Caulfield reports, “That gives Apple enough memory to crank out the equivalent to between 60 million and 75 million 8-gigabyte units during the second half of this year, Handy argues, up from 30 million units during the same period last year. “
Full article here.
16GB iPod nano anyone?
No matter how good memory is, hard drives the same size will hold more data and cost less. If an iPod is going to hold my music and video library it will need a lot more than 16 GB.
Flash memory requires less power and is more stable. I’ll take longer battery and product life, thanks. I don’t need to keep everyting I have on my comp on my iPod.
well that’s why you need buy a nano and the rest of us that would like to carry our entire libraries will buy a video.
May be I need to buy some Samsung stock since APPL’s is so expensive right now, anyone know Samsung’s stock symbol?

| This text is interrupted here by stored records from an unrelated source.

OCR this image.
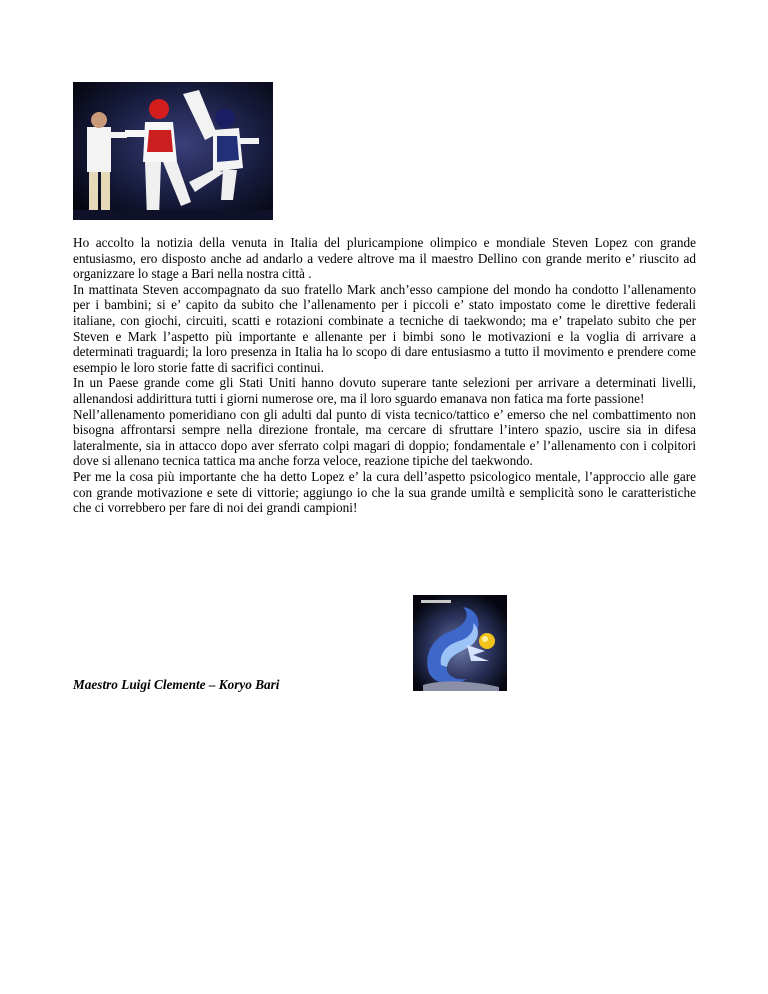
Ho accolto la notizia della venuta in Italia del pluricampione olimpico e mondiale Steven Lopez con grande entusiasmo, ero disposto anche ad andarlo a vedere altrove ma il maestro Dellino con grande merito e’ riuscito ad organizzare lo stage a Bari nella nostra città .

In mattinata Steven accompagnato da suo fratello Mark anch’esso campione del mondo ha condotto l’allenamento per i bambini; si e’ capito da subito che l’allenamento per i piccoli e’ stato impostato come le direttive federali italiane, con giochi, circuiti, scatti e rotazioni combinate a tecniche di taekwondo; ma e’ trapelato subito che per Steven e Mark l’aspetto più importante e allenante per i bimbi sono le motivazioni e la voglia di arrivare a determinati traguardi; la loro presenza in Italia ha lo scopo di dare entusiasmo a tutto il movimento e prendere come esempio le loro storie fatte di sacrifici continui.

In un Paese grande come gli Stati Uniti hanno dovuto superare tante selezioni per arrivare a determinati livelli, allenandosi addirittura tutti i giorni numerose ore, ma il loro sguardo emanava non fatica ma forte passione!

Nell’allenamento pomeridiano con gli adulti dal punto di vista tecnico/tattico e’ emerso che nel combattimento non bisogna affrontarsi sempre nella direzione frontale, ma cercare di sfruttare l’intero spazio, uscire sia in difesa lateralmente, sia in attacco dopo aver sferrato colpi magari di doppio; fondamentale e’ l’allenamento con i colpitori dove si allenano tecnica tattica ma anche forza veloce, reazione tipiche del taekwondo.

Per me la cosa più importante che ha detto Lopez e’ la cura dell’aspetto psicologico mentale, l’approccio alle gare con grande motivazione e sete di vittorie; aggiungo io che la sua grande umiltà e semplicità sono le caratteristiche che ci vorrebbero per fare di noi dei grandi campioni!

Maestro Luigi Clemente – Koryo Bari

I prefer flash over hard drives… can’t wait for the prices to become comparable…
Giga BYTE
why can NO ONE ever get this right?
In response to emax, who said anything other than giga”BYTE”?
emax:
When discussing NAND flash chips, BIT is correct, just as it is also correct when discussing bandwidth in some cases (if you ever see Mbps, that’s bits, while MBps is bytes)
One BIT is 1/8 of a BYTE. That’s why ordering 1 billion 4 gigaBIT chips (I’m using the low end of the authors figures, assuming that 400 million is 40% of Apple’s order) results in only 60-75 million 8 gigaBYTE iPods. It takes 16 4 gigaBIT chips to make one 8 gigaBYTE iPod nano. Divide 1 billion by 16, and you get…62.5 million.
Cheers.
Read the article at the top of the page, Frank.
And have a nice day.
@Bryan
I guess emax feels a little dumb right now…

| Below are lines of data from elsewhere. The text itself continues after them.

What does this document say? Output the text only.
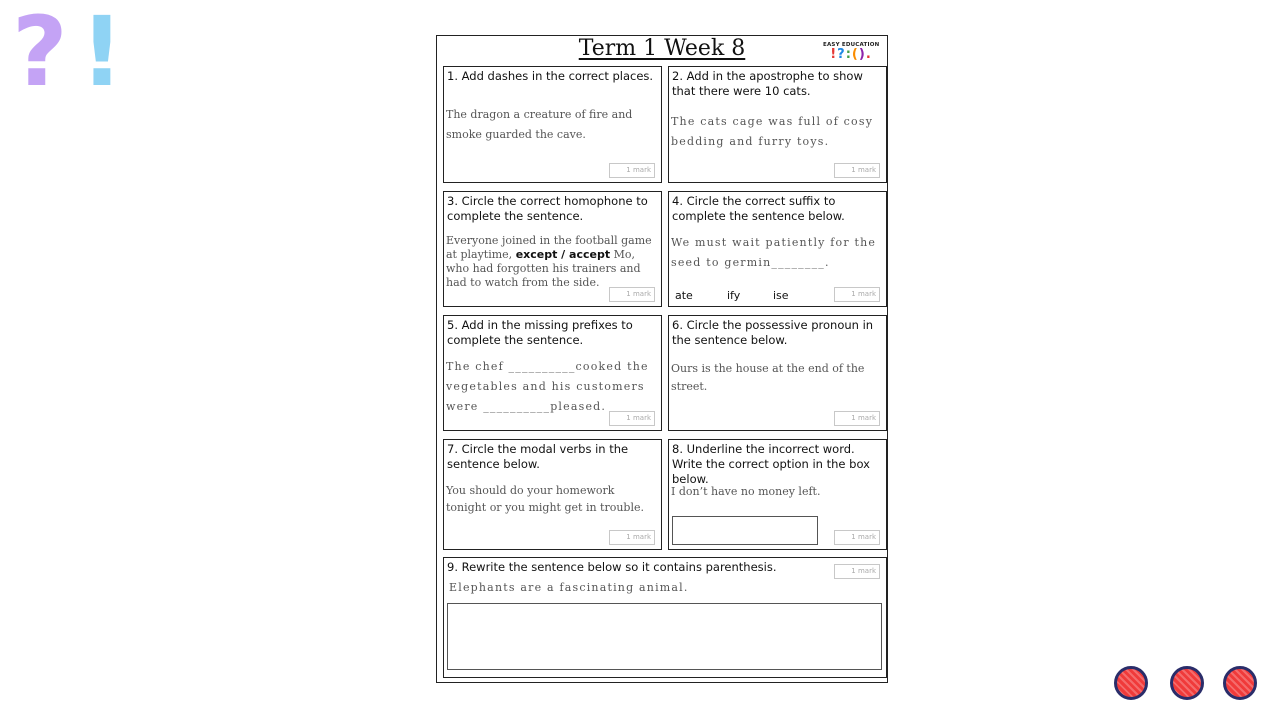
? !	Term 1 Week 8	EASY EDUCATION
!?:().
1. Add dashes in the correct places.
The dragon a creature of fire and smoke guarded the cave.
1 mark
2. Add in the apostrophe to show that there were 10 cats.
The cats cage was full of cosy bedding and furry toys.
1 mark
3. Circle the correct homophone to complete the sentence.
Everyone joined in the football game at playtime, except / accept Mo, who had forgotten his trainers and had to watch from the side.
1 mark
4. Circle the correct suffix to complete the sentence below.
We must wait patiently for the seed to germin________.
ate	ify	ise	1 mark
5. Add in the missing prefixes to complete the sentence.
The chef __________cooked the vegetables and his customers were __________pleased.
1 mark
6. Circle the possessive pronoun in the sentence below.
Ours is the house at the end of the street.
1 mark
7. Circle the modal verbs in the sentence below.
You should do your homework tonight or you might get in trouble.
1 mark
8. Underline the incorrect word. Write the correct option in the box below.
I don’t have no money left.
1 mark
9. Rewrite the sentence below so it contains parenthesis.
Elephants are a fascinating animal.
1 mark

i prefer gibibytes. they’re bigger.
4 Gigs of RAM is cheap now anyway, my local supermarket sell 4GB pen drives for 30 quid, I bet since the introduction of the iphone, the capacities will increase anyway.
I second the question about whether buying Samsung’s stock is a good idea. Anyone know?
This thread is dead!
“IT LIVES !!!… Mawhaaha …….”
“… Egor get off the patient now, and tidy up the lab.”